Another researcher, Seth Gordon Benzell, said home visits may actually be safer than going to a salon.

"What's really dangerous is people sitting around in crowded, small barber shops," said Benzell, a postdoctoral associate at MIT who recently wrote a paperexamining the risk of re-opening various kinds of businesses.

At home, there are fewer people around, and at home you may feel more comfortable insisting your stylist and whomever else is around wear a mask and do appropriate social distancing.

But given that people are getting pretty tired of staying at home — and are growing some pretty shaggy manes — it seems like something is going to have to give.

As we decide how to go back out in public, Benzell said it's helpful to think about what he calls a "social contact budget." Each person has to decide how much risk they're willing to take on and then divvy up their physical interactions accordingly.

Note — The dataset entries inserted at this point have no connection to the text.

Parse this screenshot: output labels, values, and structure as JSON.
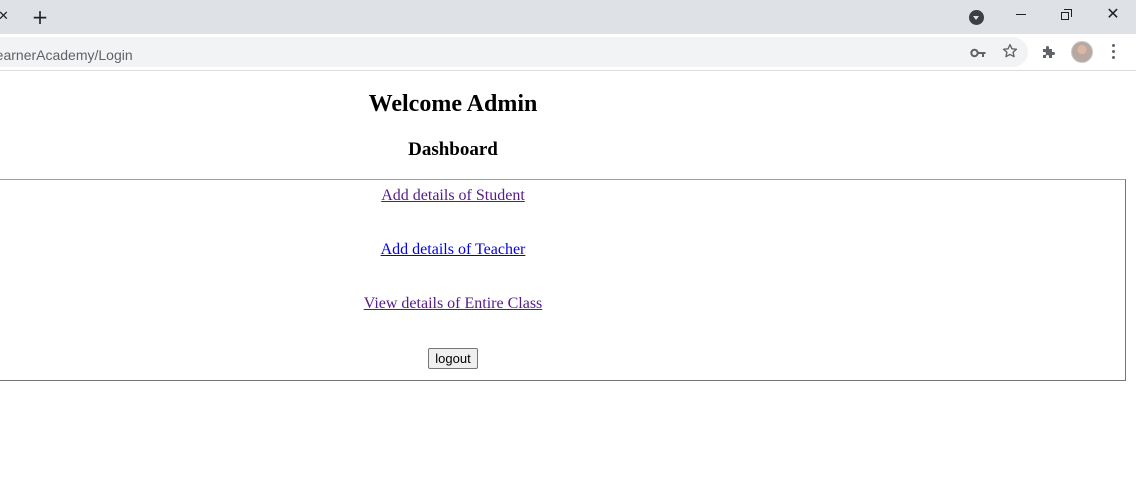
{
  "browser": {
    "tab_close_glyph": "✕",
    "new_tab_glyph": "+",
    "window_close_glyph": "✕",
    "url": "/LearnerAcademy/Login",
    "icons": [
      "tab-search-icon",
      "minimize-icon",
      "restore-icon",
      "close-icon",
      "key-icon",
      "star-icon",
      "extensions-icon",
      "avatar",
      "more-icon"
    ]
  },
  "page": {
    "welcome_heading": "Welcome Admin",
    "dashboard_heading": "Dashboard",
    "links": {
      "student": "Add details of Student",
      "teacher": "Add details of Teacher",
      "class": "View details of Entire Class"
    },
    "logout_label": "logout"
  },
  "colors": {
    "visited_link": "#551a8b",
    "unvisited_link": "#0000ee",
    "tabstrip": "#dee1e6"
  }
}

"You should ask yourself, 'Do I really want to be spending my limited social contact budget on this?'" Benzell said of haircuts, "'or is there something more important I want to spend my very few human interactions that I'm allowing myself on?'"

Maybe for you, a haircut is worth it.

If not, you could always pay a barber to guide you, via FaceTime, while you cut your own hair. Because thanks to the coronavirus, that is a real thing.

Correction: A previous version of this story incorrectly spelled Melissa Sprout's last name. It also stated that Sprout questioned the O.C. Board of Supervisors on a video call, which was incorrect. LAist regrets the error.